In Japan they drive on the left, a habit, apparently inherited from Samurai warriors who passed one another on the left to stop bumping swords. Sounds a bit dubious to me, but that’s what Wikipedia says, so who am I to cast doubts.
In Burma they drive on the right. The country imports its ancient buses from Japan. These are also used as tourist coaches. We got to know them well. The air conditioning’s not up to much but that’s okay. The main problem with them is that, being a right-hand drive vehicle, the door opens on the road side. Thus every bus has to have a driver and an ‘assistant’ whose sole job appears to be to stand in the road, shielding the passengers from the traffic as they alight from and enter the bus.
Such a vehicle had fetched us from the airport and now here it was again, transporting us through the city to the Shwe Dagon. Interestingly enough, the microphone at the front of the buses in Burma always worked perfectly, and out guide, Frau G, enlivened each journey with so many background facts that it was impossible to remember them all. Frau G’s interesting monologues were in German, which gave me work to do as I had to translate the salient bits into English for Pat. At times Frau G consulted the Burmese guide, who only spoke English. This resulted in Frau G translating her responses into German and me translating them back into English.
The city traffic was heavy – also a recent phenomenon, though the cars were generally not new. Most of them were of the Far Eastern or Australian variety. Public transport – apart from taxis and the geriatric buses – consists of a kind of open-sided van with seats along the sides, which act as communal taxis – in Thailand they are called ‘Subaru’ (even if they’re not!). In Burma more people seem to travel on the outside than on the inside. Though apparently only the men. Paradoxically it seems that women are apt to be molested inside these vehicles, so wouldn’t it make more sense if they hung onto the outside instead?
As the bus slipped past some office blocks wedged against colonial-era buildings, and shops advertising electronic goods, Frau G got us practising some essential Burmese expressions: Mingala ba (Hallo); Chezu ba (thank you); Thura may (goodbye) and of course the most important of all for the beer-drinkers in the group Jama vasi (Cheers!)
The Shwe Dagon pagoda needs no lengthy explanation. If you want to know the historical stuff you can google it. I hope the pictures will speak for themselves though to be honest, no photograph can possibly express the impact that this remarkable place made on me.
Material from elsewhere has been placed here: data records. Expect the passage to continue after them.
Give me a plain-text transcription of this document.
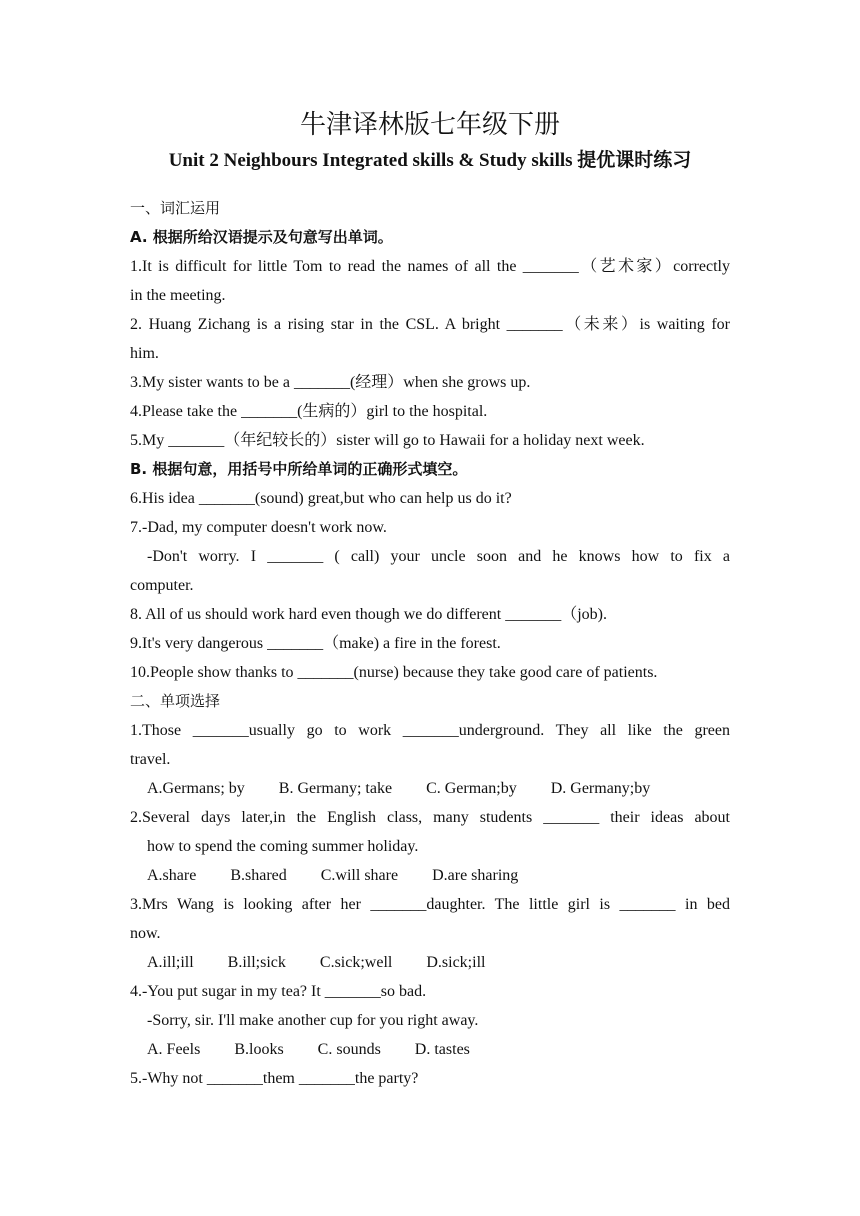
牛津译林版七年级下册
Unit 2 Neighbours Integrated skills & Study skills 提优课时练习
一、词汇运用
A. 根据所给汉语提示及句意写出单词。
1.It is difficult for little Tom to read the names of all the _______（艺术家）correctly
in the meeting.
2. Huang Zichang is a rising star in the CSL. A bright _______（未来）is waiting for
him.
3.My sister wants to be a _______(经理）when she grows up.
4.Please take the _______(生病的）girl to the hospital.
5.My _______（年纪较长的）sister will go to Hawaii for a holiday next week.
B. 根据句意，用括号中所给单词的正确形式填空。
6.His idea _______(sound) great,but who can help us do it?
7.-Dad, my computer doesn't work now.
-Don't worry. I _______ ( call) your uncle soon and he knows how to fix a
computer.
8. All of us should work hard even though we do different _______（job).
9.It's very dangerous _______（make) a fire in the forest.
10.People show thanks to _______(nurse) because they take good care of patients.
二、单项选择
1.Those _______usually go to work _______underground. They all like the green
travel.
A.Germans; by B. Germany; take C. German;by D. Germany;by
2.Several days later,in the English class, many students _______ their ideas about
how to spend the coming summer holiday.
A.share B.shared C.will share D.are sharing
3.Mrs Wang is looking after her _______daughter. The little girl is _______ in bed
now.
A.ill;ill B.ill;sick C.sick;well D.sick;ill
4.-You put sugar in my tea? It _______so bad.
-Sorry, sir. I'll make another cup for you right away.
A. Feels B.looks C. sounds D. tastes
5.-Why not _______them _______the party?
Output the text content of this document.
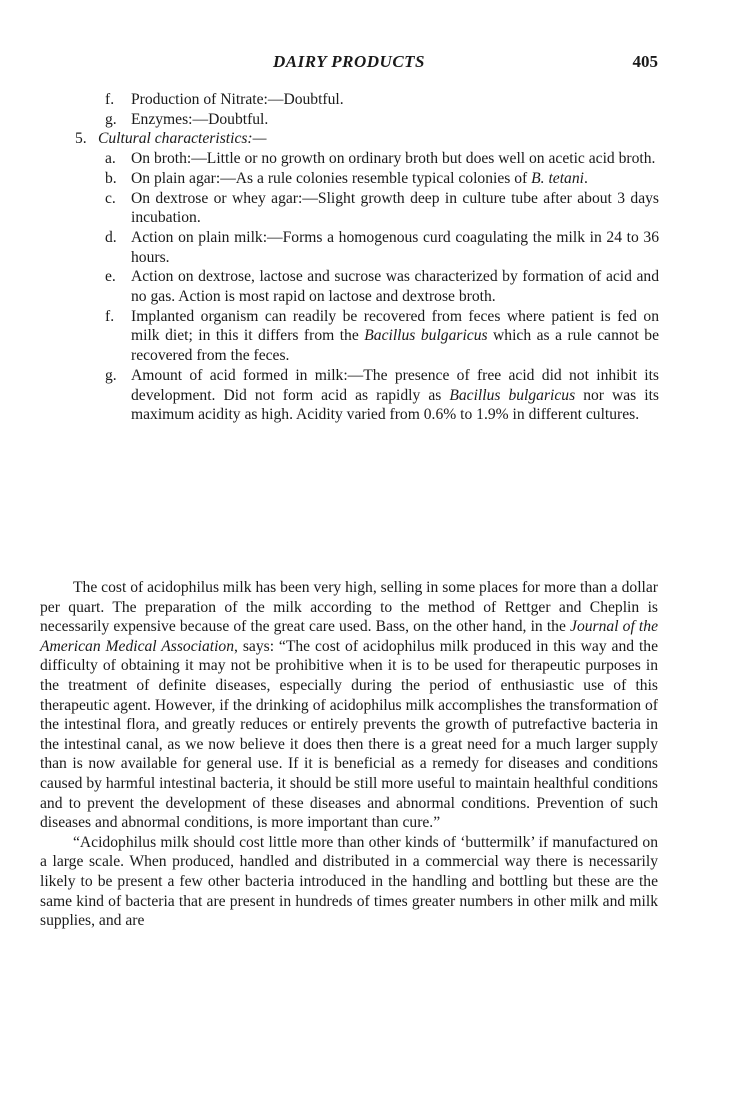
DAIRY PRODUCTS	405
f. Production of Nitrate:—Doubtful.
g. Enzymes:—Doubtful.
5. Cultural characteristics:—
a. On broth:—Little or no growth on ordinary broth but does well on acetic acid broth.
b. On plain agar:—As a rule colonies resemble typical colonies of B. tetani.
c. On dextrose or whey agar:—Slight growth deep in culture tube after about 3 days incubation.
d. Action on plain milk:—Forms a homogenous curd coagulating the milk in 24 to 36 hours.
e. Action on dextrose, lactose and sucrose was characterized by formation of acid and no gas. Action is most rapid on lactose and dextrose broth.
f. Implanted organism can readily be recovered from feces where patient is fed on milk diet; in this it differs from the Bacillus bulgaricus which as a rule cannot be recovered from the feces.
g. Amount of acid formed in milk:—The presence of free acid did not inhibit its development. Did not form acid as rapidly as Bacillus bulgaricus nor was its maximum acidity as high. Acidity varied from 0.6% to 1.9% in different cultures.

The cost of acidophilus milk has been very high, selling in some places for more than a dollar per quart. The preparation of the milk according to the method of Rettger and Cheplin is necessarily expensive because of the great care used. Bass, on the other hand, in the Journal of the American Medical Association, says: “The cost of acidophilus milk produced in this way and the difficulty of obtaining it may not be prohibitive when it is to be used for therapeutic purposes in the treatment of definite diseases, especially during the period of enthusiastic use of this therapeutic agent. However, if the drinking of acidophilus milk accomplishes the transformation of the intestinal flora, and greatly reduces or entirely prevents the growth of putrefactive bacteria in the intestinal canal, as we now believe it does then there is a great need for a much larger supply than is now available for general use. If it is beneficial as a remedy for diseases and conditions caused by harmful intestinal bacteria, it should be still more useful to maintain healthful conditions and to prevent the development of these diseases and abnormal conditions. Prevention of such diseases and abnormal conditions, is more important than cure.”

“Acidophilus milk should cost little more than other kinds of ‘buttermilk’ if manufactured on a large scale. When produced, handled and distributed in a commercial way there is necessarily likely to be present a few other bacteria introduced in the handling and bottling but these are the same kind of bacteria that are present in hundreds of times greater numbers in other milk and milk supplies, and are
Of course we picked a day when the long escalator that conducts you up to the courtyard from the western gateway was out of order (I wondered whether it ever actually works). We had to climb heavenwards on Shanks’s Pony. Ah well, nothing worthwhile is achieved without effort.
Shwe Dagon Western Gateway
But what an auspicious time we had picked to be there! The annual Shwedagon Pagoda Festival was underway for the first time since it had been banned when the military had seized power in 1988. Presumably they feared law and order problems after Aung San Suu Kyi addressed a crowd of 500,000 in front of the pagoda in the same year.
I circumambulated the vast courtyard, taking in the myriad golden shrines devoted to Buddha and the Nats (Burmese spiritual figures) and gasping at the stupendous golden pagoda and the filigree temples clustered around it. But mainly I simply stood or sat and watched the world go by: monks and Thai pilgrims offering flowers, families in their finery; and most spectacular of all procession after procession of parasol-bearing devotees, some bringing young novices to be initiated into monkhood. A never-ending, breath-taking, spectacular pageant, expressing a surge of optimism and joy and hope for the future.